Sunday, December 14, 2008

A technical note


On  this blog,  I have from time to time made available extracts from broadcasts I have heard on the radio.  Various experiments have,  I hope,  lead to an improving quality.
A related topic is:  how do you move on from the old,  familiar methods of recording from analogue radio to cassette tape?  The question was asked recently in the Radio Times and one of the answers was to get a special memory card to record from a digital radio.  Well, blow that:  there are other ways to transfer sound,  with standard audio devices,  a PC and the odd connecting cable.

Supposing you have an audio device,  such as a cassette player,  it is possible to connect the headphone socket to the line-in (blue) port, using a 3.5mm jack cable.

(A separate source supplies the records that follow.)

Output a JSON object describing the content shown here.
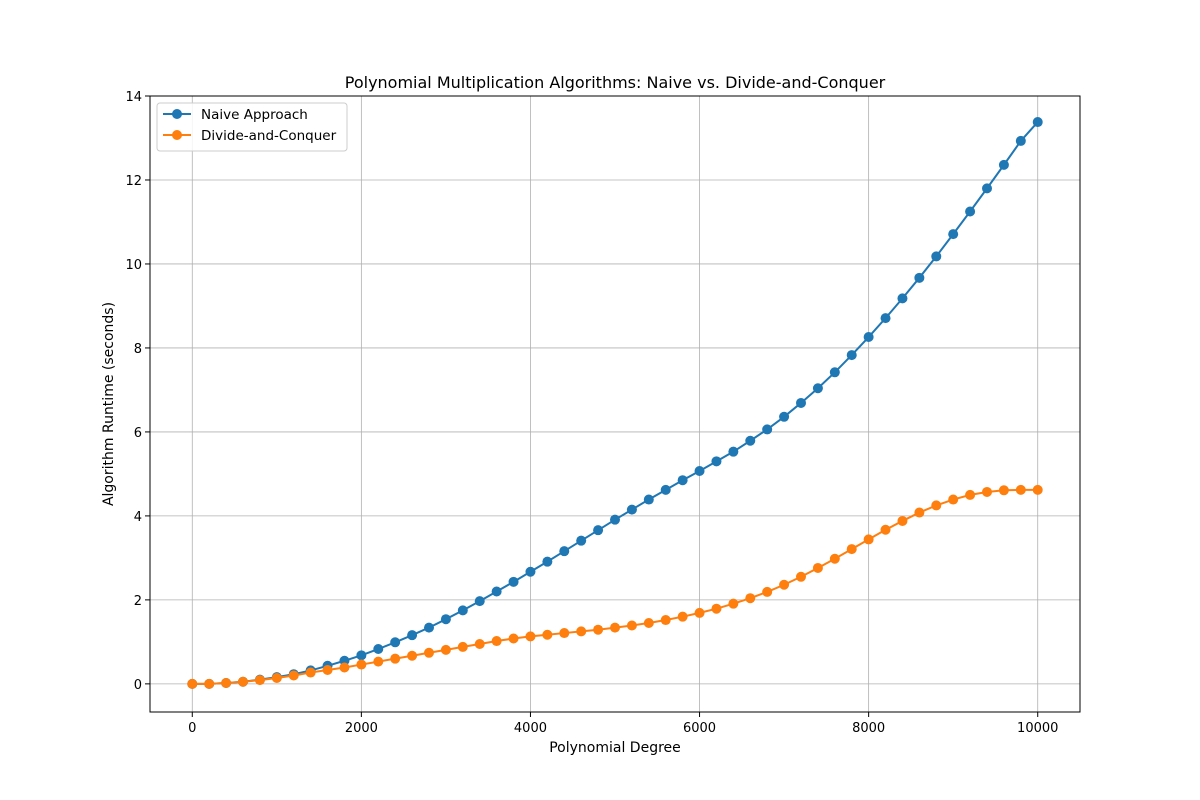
{
  "chart_data": {
    "type": "line",
    "title": "Polynomial Multiplication Algorithms: Naive vs. Divide-and-Conquer",
    "xlabel": "Polynomial Degree",
    "ylabel": "Algorithm Runtime (seconds)",
    "xlim": [
      -500,
      10500
    ],
    "ylim": [
      -0.67,
      14.0
    ],
    "xticks": [
      0,
      2000,
      4000,
      6000,
      8000,
      10000
    ],
    "yticks": [
      0,
      2,
      4,
      6,
      8,
      10,
      12,
      14
    ],
    "grid": true,
    "legend_position": "top-left",
    "markers": true,
    "x": [
      0,
      200,
      400,
      600,
      800,
      1000,
      1200,
      1400,
      1600,
      1800,
      2000,
      2200,
      2400,
      2600,
      2800,
      3000,
      3200,
      3400,
      3600,
      3800,
      4000,
      4200,
      4400,
      4600,
      4800,
      5000,
      5200,
      5400,
      5600,
      5800,
      6000,
      6200,
      6400,
      6600,
      6800,
      7000,
      7200,
      7400,
      7600,
      7800,
      8000,
      8200,
      8400,
      8600,
      8800,
      9000,
      9200,
      9400,
      9600,
      9800,
      10000
    ],
    "series": [
      {
        "name": "Naive Approach",
        "color": "#1f77b4",
        "values": [
          0.0,
          0.0,
          0.02,
          0.05,
          0.1,
          0.16,
          0.23,
          0.32,
          0.43,
          0.55,
          0.68,
          0.83,
          0.99,
          1.16,
          1.34,
          1.54,
          1.75,
          1.97,
          2.2,
          2.43,
          2.67,
          2.91,
          3.16,
          3.41,
          3.66,
          3.91,
          4.15,
          4.39,
          4.62,
          4.85,
          5.07,
          5.3,
          5.53,
          5.79,
          6.06,
          6.36,
          6.69,
          7.04,
          7.42,
          7.83,
          8.26,
          8.71,
          9.18,
          9.67,
          10.18,
          10.71,
          11.25,
          11.8,
          12.36,
          12.93,
          13.38
        ]
      },
      {
        "name": "Divide-and-Conquer",
        "color": "#ff7f0e",
        "values": [
          0.0,
          0.0,
          0.02,
          0.05,
          0.09,
          0.14,
          0.2,
          0.27,
          0.33,
          0.39,
          0.46,
          0.53,
          0.6,
          0.67,
          0.74,
          0.81,
          0.88,
          0.95,
          1.02,
          1.08,
          1.13,
          1.17,
          1.21,
          1.25,
          1.29,
          1.34,
          1.39,
          1.45,
          1.52,
          1.6,
          1.69,
          1.79,
          1.91,
          2.04,
          2.19,
          2.36,
          2.55,
          2.76,
          2.98,
          3.21,
          3.44,
          3.67,
          3.88,
          4.08,
          4.25,
          4.39,
          4.5,
          4.57,
          4.61,
          4.62,
          4.62
        ]
      }
    ]
  }
}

You have to be careful to adjust down the output levels of the source device,  so as to avoid distortion (clipping).  My laptop does not have a line-in port,  only one for microphone and I found it impossible to adjust  the levels adequately for this.  See discussion here.

The Audacity free software is a convenient way of recording and editing sound.  The problem is that my desktop PC (which does have a line-in port) is fairly old and runs Windows ME:  "Although Audacity is billed as working for Windows 98 through Windows Vista, it has been found to consistently crash Windows ME by going into a loop and generating endless temp files until the hard drive is full." (ehow.com) I don't get that, but it does just hang up after 1 to 2 minutes of recording.

So I end up using Sound Recorder, which comes with Microsoft's Windows, to capture the audio.  This creates a WAV file (by default SR records for just 60 seconds,  but if you create a blank (silent) file of say 10 minutes,  you can leave it recording for longer periods with no worries). The WAV file can be imported into Audacity and,  after any editing required,  exported as MP3,  using the LAME plug-in.

Other source devices can be used:  my digital radio has a line-out socket and that gives excellent results.  Many programmes,  from the BBC for example,  are available as MP3 downloads, but sometimes they are just "listen again" (RAM files). To record these, you can just connect the green (speaker / headphone) port back to the line-in port (all for the purpose of fair quotation and comment,  of course).